We all acknowledge that everyone has a right to clean drinking water, sanitary waste disposal, safe roads, enough land to build houses on, a healthy environment and protection from severe weather events. Photo / 123RF
Opinion
The weather may have changed, yet it has left some lasting effects on the finances of our Whangārei District, and now more than ever we need to work together.
Councillors have been working for some time on the district’s 2024-2034 Long-Term Plan that sets the priorities, budget and outcomes for the community in the next 10 years. It will be coming out to you for comment in March next year.
Our discussions reinforced that we need to make sure we have reliable assets and services for all our community. That also means working out a fair way to find funds for them. We currently use rates, government subsidies and user-pays, and these sources are all very stretched.
Global, national, and local situations out of our control are affecting our nation and our district and it is sobering.
The things we use as a council to build and maintain the district are harder to get, taking longer to get here and are costing more.

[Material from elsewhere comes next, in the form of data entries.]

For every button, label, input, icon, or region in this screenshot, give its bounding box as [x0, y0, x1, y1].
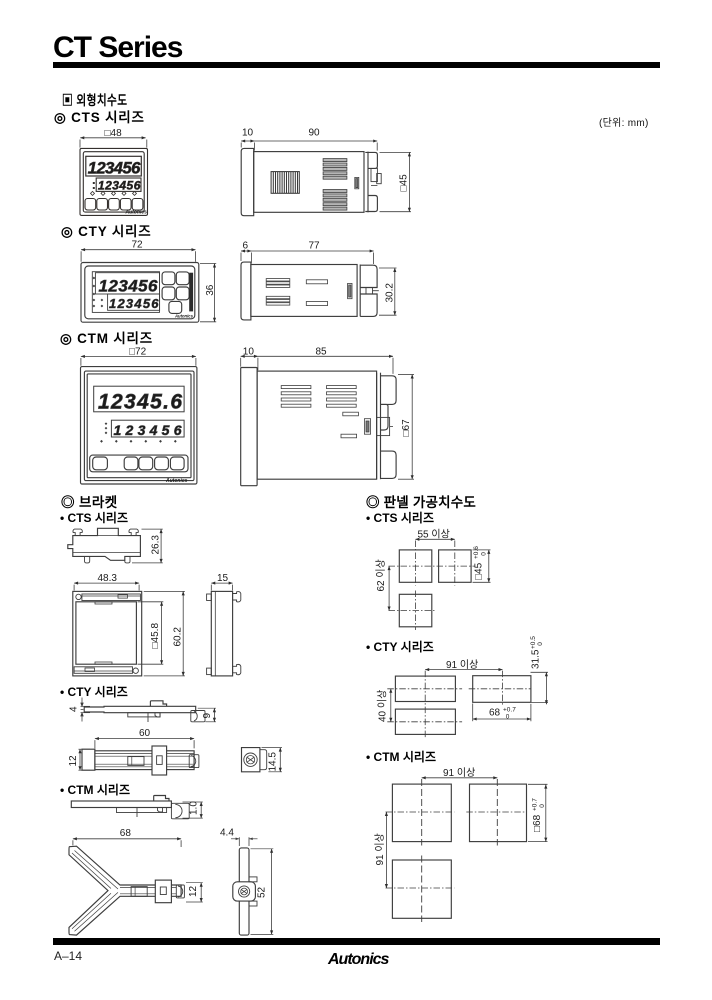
svg-text:31.5: 31.5: [531, 649, 542, 669]
svg-text:123456: 123456: [109, 296, 159, 311]
svg-text:123456: 123456: [99, 277, 159, 296]
svg-text:26.3: 26.3: [151, 535, 162, 555]
svg-text:□68: □68: [532, 814, 543, 832]
svg-text:48.3: 48.3: [98, 573, 118, 584]
svg-text:55 이상: 55 이상: [418, 529, 450, 541]
svg-text:Autonics: Autonics: [165, 478, 188, 484]
svg-text:123456: 123456: [114, 422, 182, 438]
svg-text:□45: □45: [399, 174, 410, 192]
svg-text:□67: □67: [401, 419, 412, 437]
svg-text:12: 12: [188, 885, 199, 897]
svg-text:60: 60: [139, 728, 151, 739]
svg-text:40 이상: 40 이상: [377, 690, 389, 722]
svg-text:91 이상: 91 이상: [374, 833, 386, 865]
svg-text:0: 0: [539, 804, 546, 809]
svg-text:12: 12: [68, 755, 79, 767]
svg-text:4: 4: [69, 706, 80, 712]
svg-text:□48: □48: [105, 128, 123, 139]
svg-text:10: 10: [242, 128, 254, 139]
svg-text:14.5: 14.5: [268, 752, 279, 772]
svg-text:□72: □72: [129, 346, 147, 357]
svg-text:15: 15: [217, 573, 229, 584]
svg-text:Autonics: Autonics: [125, 209, 148, 215]
svg-text:12345.6: 12345.6: [98, 391, 182, 414]
svg-text:+0.7: +0.7: [503, 707, 516, 714]
svg-text:30.2: 30.2: [384, 283, 395, 303]
svg-text:1.0: 1.0: [188, 801, 199, 815]
svg-text:52: 52: [257, 886, 268, 898]
svg-text:68: 68: [120, 828, 132, 839]
svg-text:72: 72: [132, 239, 144, 250]
svg-text:9: 9: [202, 713, 213, 719]
svg-text:0: 0: [481, 552, 488, 557]
svg-text:91 이상: 91 이상: [446, 659, 478, 671]
svg-text:□45: □45: [474, 562, 485, 580]
svg-text:68: 68: [489, 707, 501, 718]
svg-text:85: 85: [316, 347, 328, 358]
svg-text:60.2: 60.2: [172, 627, 183, 647]
svg-text:0: 0: [505, 714, 510, 721]
svg-text:+0.5: +0.5: [530, 636, 537, 649]
svg-text:6: 6: [243, 241, 249, 252]
svg-text:4.4: 4.4: [220, 828, 234, 839]
svg-text:123456: 123456: [88, 159, 141, 177]
svg-text:Autonics: Autonics: [174, 313, 194, 318]
svg-text:+0.7: +0.7: [532, 798, 539, 811]
svg-text:□45.8: □45.8: [150, 623, 161, 649]
svg-text:77: 77: [309, 241, 321, 252]
svg-text:0: 0: [537, 642, 544, 647]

At home we are facing inflation, weather events and skill shortages.
Our job as a council is to solder on, by making a good plan for the coming years, then working to it, and sticking together as a community.
One challenge is finding the skilled people our partners and contractors need to serve our fast-growing community. In the next 10 years we are predicting a high growth population, and there will be a huge number of people retiring.
This year, month after month of severe weather has had an immense effect on our infrastructure. We need to get this repaired and find ways to reduce the scale of any future damage. This is causing challenging discussions for communities, councils, central government agencies and industry alike.
Issues unique to New Zealand and our councils include central government reforms. If Three Waters goes ahead it will cut millions of dollars of income from council’s books, millions of dollars of value from council’s assets. This will then affect the interest rates that our council pays on borrowing. If we can’t borrow as much at lower interest rates, it pushes up the prices for today’s and tomorrow’s ratepayers.
In summary, these are times of great uncertainty for our council.
We all acknowledge that everyone has a right to clean drinking water, sanitary waste disposal, safe roads, enough land to build houses on, a healthy environment and protection from severe weather events.
This means we will need to develop a plan that the community agrees with and is willing to commit to, especially when times are tough. The Whangārei Council will be releasing more information between now and the start of the consultation, for the Long Term Plan in March.
To create a strong reliable future for Whangārei we need to work together, looking for solutions and collaborating on this plan is a good way to start.